DumbDB: Implementing a dumb DBMS from scratch

1. DumbDB I: an Append-Only Database
2. DumbDB II: introducing the Hash Index
3. DumbDB III: from text to results - an high-level overview

Introduction

In the first two posts of the series we have discussed how to implement a very simple storage strategy for a database.
We also implemented an API to execute simple queries on the database.
However, developers don’t usually interact with their database using its low-level API, but rather communicate with it using a high-level language like SQL.

Going from textual SQL queries to the final result is a complex process, that involves multiple components working together. In this post we will see an high-level overview of the process of how a textual SQL query is processed by a DBMS to produce a result, and how we can implement it in DumbDB.

DumbDB’s SQL

SQL is a vast language, with a long history and many different dialects.
Of course, to adapt to the tone of this series, we will implement a simplified version of SQL.
What we want to achieve is the possibility to execute the following types of queries:

create/use/drop database
create/use/drop table
insert/update/delete
select

At this point, we will account for simple where clauses, but ignore more complex operations like joins and subqueries.
We will need an entrypoint that allows the user to write the query in a human-readable way and receive the result as output.
In the future, this could happen over the network, but for now we will keep it simple and create a REPL (Read-Eval-Print Loop) that allows the user to interact with the DBMS using the CLI.

From text to results

To execute a query, DMBSs need to go from the textual representation of the query to an internal representation that can be executed.
Multiple steps are involved in this process, usually called query execution flow:

Lexical tokenization
Parsing
Optimization
Execution

Lexical tokenization

Lexical tokenization is the process of splitting a string into meaningful units called tokens, which can be words, characters, punctuation, etc.
Each token is assigned a specific meaning, on which the language’s grammar is based.

For example, the sentence “The answer to the universe is 42.” could be tokenized into the following tokens:

[("The", "word"), ("answer", "word"), ("to", "word"), ("the", "word"), ("universe", "word"), ("is", "word"), ("42", "number"), (".", "punctuation")]

A simple way to implement a tokenizer is using a rule-based approach, where a set of rules are applied to the input string to produce the tokens.

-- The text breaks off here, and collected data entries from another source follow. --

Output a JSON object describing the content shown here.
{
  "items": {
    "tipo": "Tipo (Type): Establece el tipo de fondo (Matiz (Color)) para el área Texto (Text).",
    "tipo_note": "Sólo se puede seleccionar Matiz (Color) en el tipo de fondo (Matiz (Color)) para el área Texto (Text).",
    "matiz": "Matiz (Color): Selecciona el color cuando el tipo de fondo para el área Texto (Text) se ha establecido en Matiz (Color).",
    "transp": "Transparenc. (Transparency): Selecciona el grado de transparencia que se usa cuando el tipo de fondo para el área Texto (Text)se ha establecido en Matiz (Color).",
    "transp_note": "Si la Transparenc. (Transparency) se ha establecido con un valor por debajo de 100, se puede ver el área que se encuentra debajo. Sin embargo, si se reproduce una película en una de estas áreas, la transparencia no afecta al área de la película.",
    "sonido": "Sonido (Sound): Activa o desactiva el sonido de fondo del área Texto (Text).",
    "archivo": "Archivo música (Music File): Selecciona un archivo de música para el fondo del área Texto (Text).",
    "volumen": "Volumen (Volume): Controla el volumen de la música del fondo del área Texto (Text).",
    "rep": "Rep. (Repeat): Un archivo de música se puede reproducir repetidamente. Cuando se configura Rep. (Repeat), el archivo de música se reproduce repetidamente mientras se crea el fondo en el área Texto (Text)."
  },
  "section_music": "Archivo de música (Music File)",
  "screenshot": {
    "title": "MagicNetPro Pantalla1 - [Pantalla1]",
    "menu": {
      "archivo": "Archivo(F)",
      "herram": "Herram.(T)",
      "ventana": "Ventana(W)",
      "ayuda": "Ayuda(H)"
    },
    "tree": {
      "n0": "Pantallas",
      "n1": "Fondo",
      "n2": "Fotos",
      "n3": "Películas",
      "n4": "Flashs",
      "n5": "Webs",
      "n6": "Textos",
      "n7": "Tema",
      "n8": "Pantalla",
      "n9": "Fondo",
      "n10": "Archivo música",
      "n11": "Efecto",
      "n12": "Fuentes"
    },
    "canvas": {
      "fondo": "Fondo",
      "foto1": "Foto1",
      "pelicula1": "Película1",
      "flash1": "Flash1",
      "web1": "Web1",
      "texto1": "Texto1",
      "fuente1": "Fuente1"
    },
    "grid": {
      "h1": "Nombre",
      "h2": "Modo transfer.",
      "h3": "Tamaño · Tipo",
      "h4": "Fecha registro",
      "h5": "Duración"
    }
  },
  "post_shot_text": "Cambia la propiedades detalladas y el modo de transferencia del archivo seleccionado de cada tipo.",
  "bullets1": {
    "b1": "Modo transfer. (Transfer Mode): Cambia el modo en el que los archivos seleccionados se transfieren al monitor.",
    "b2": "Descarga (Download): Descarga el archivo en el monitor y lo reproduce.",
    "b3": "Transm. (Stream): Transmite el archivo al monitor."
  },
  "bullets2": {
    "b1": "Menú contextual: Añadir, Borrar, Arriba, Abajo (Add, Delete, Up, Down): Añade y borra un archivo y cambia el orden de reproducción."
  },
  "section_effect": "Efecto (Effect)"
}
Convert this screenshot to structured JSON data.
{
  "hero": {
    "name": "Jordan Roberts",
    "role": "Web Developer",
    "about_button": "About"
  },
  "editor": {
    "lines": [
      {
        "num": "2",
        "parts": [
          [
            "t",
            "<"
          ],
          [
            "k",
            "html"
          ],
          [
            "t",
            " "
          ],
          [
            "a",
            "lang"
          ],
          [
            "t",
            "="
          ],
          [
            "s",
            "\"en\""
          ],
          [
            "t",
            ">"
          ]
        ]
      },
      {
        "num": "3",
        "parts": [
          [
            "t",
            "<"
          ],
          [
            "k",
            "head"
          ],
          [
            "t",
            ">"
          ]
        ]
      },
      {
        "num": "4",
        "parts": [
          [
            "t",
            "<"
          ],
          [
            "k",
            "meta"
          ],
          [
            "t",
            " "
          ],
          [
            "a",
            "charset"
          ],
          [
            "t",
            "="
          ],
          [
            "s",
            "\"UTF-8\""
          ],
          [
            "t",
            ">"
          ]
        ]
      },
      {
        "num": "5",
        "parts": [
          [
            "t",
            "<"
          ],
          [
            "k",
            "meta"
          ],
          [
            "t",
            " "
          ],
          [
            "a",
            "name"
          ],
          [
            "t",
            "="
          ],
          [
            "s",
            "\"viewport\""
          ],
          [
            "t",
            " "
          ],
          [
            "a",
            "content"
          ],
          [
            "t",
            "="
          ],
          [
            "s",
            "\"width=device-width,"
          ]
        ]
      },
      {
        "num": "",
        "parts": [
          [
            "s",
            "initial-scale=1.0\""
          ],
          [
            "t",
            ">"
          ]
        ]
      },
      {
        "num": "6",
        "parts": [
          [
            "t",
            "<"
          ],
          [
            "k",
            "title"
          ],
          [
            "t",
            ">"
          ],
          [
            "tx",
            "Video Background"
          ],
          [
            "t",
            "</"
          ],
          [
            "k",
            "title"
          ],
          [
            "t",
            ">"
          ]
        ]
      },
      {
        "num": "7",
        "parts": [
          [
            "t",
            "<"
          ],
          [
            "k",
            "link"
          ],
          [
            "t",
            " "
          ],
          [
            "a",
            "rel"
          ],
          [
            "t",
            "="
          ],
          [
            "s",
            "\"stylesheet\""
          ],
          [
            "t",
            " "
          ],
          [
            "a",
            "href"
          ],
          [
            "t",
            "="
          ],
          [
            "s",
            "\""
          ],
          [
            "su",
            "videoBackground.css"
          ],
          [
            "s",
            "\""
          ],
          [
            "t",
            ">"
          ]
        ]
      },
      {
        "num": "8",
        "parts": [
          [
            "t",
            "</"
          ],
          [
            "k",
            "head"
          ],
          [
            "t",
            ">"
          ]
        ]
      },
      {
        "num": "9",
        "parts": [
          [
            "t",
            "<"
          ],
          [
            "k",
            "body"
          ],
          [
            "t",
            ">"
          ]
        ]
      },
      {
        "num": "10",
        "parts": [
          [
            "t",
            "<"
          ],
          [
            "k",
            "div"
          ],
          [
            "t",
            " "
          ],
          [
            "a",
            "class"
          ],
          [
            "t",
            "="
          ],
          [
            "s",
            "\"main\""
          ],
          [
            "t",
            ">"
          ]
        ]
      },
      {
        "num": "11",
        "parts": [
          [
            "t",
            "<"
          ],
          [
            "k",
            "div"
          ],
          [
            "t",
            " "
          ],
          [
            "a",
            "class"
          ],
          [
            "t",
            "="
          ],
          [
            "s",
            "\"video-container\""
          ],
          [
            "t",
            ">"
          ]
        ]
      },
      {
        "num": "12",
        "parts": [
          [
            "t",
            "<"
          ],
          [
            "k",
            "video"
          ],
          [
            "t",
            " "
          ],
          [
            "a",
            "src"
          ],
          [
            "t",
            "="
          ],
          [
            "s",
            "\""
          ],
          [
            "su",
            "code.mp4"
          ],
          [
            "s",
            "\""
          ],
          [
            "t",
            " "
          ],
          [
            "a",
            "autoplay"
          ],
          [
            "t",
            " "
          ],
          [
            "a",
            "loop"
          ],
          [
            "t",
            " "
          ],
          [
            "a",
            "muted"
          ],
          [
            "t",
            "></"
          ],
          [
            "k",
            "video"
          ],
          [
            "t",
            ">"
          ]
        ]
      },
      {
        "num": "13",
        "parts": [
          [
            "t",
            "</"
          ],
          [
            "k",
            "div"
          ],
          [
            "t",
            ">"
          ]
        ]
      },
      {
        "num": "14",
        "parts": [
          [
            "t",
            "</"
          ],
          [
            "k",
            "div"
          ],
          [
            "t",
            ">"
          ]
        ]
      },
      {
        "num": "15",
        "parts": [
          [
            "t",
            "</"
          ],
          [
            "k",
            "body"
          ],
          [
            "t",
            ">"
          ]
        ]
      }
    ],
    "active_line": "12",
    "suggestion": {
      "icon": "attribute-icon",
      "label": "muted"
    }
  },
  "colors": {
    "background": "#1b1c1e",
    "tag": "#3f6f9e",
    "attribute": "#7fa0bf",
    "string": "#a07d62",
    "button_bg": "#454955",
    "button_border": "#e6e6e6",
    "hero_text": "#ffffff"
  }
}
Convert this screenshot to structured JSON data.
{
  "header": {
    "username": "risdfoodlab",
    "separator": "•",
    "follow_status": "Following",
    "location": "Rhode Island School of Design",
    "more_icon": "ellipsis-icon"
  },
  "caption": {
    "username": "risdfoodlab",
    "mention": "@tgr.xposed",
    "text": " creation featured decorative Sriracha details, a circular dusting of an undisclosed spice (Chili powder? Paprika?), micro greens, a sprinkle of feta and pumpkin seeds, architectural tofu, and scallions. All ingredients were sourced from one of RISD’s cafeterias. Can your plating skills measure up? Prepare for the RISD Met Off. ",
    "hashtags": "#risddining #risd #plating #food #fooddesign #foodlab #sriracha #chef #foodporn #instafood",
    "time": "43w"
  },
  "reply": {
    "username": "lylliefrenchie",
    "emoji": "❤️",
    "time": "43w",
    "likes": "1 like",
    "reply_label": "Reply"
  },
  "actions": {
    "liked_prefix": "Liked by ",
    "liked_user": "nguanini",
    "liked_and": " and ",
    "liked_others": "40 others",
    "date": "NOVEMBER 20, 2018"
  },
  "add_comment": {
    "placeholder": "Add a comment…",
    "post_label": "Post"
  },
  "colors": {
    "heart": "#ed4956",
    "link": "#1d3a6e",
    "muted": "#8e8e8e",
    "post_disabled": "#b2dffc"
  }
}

These rules can be in the form of regular expressions. A set of rules for DumbDB’s SQL could be the following:

(TokenType.CREATE,     r'CREATE\b'),
(TokenType.DROP,       r'DROP\b'),
(TokenType.USE,        r'USE\b'),
(TokenType.SHOW,       r'SHOW\b'),
(TokenType.DATABASES,  r'DATABASES\b'),
(TokenType.TABLES,     r'TABLES\b'),
(TokenType.DATABASE,   r'DATABASE\b'),
(TokenType.TABLE,      r'TABLE\b'),
(TokenType.SELECT,     r'SELECT\b'),
(TokenType.FROM,       r'FROM\b'),
(TokenType.INSERT,     r'INSERT\b'),
(TokenType.INTO,       r'INTO\b'),
(TokenType.VALUES,     r'VALUES\b'),
(TokenType.DELETE,     r'DELETE\b'),
(TokenType.UPDATE,     r'UPDATE\b'),
(TokenType.SET,        r'SET\b'),
(TokenType.WHERE,      r'WHERE\b'),
(TokenType.AND,        r'AND\b'),
(TokenType.EQUALS,     r'='),
(TokenType.STAR,       r'\*'),
(TokenType.COMMA,      r','),
(TokenType.LPAREN,     r'\('),
(TokenType.RPAREN,     r'\)'),
(TokenType.SEMICOLON,  r';'),
(TokenType.IDENTIFIER, r'[A-Za-z_][A-Za-z0-9_]*'),
(TokenType.LITERAL,    r'\'[^\']*\'|"[^\"]*"|-?\d+(\.\d+)?'),
(TokenType.WS,         r'\s+'),

These rules allow the tokenizer to recognize most common SQL keywords, some operators, whitespace, and identifiers.

Component	Input	Output
Lexical Tokenizer	Textual SQL query	List of tokens

Parsing

Once we have the list of tokens, we apply Parsing or Syntax Analysis to convert it to an appropriate internal representation.

A grammar is a set of rules that describe the syntax of a language.
The parser tries to apply the grammar rules to the list of tokens to produce a parse tree.
If the input string does not match the grammar rules, the parser will raise an error.
If it does, then an internal representation of the query is successfully produced.

DumbDB’s parser will produce an Abstract Syntax Tree (AST), which is a tree representation of the query.
Each node in the tree represents a specific operation, and the tree’s structure reflects the sequence of operations in the query. It is abstract in the sense that it does not represent explicitly every single detail of the query, but rather a simplified version - for example, parentheses are omitted and reflected in the tree’s structure.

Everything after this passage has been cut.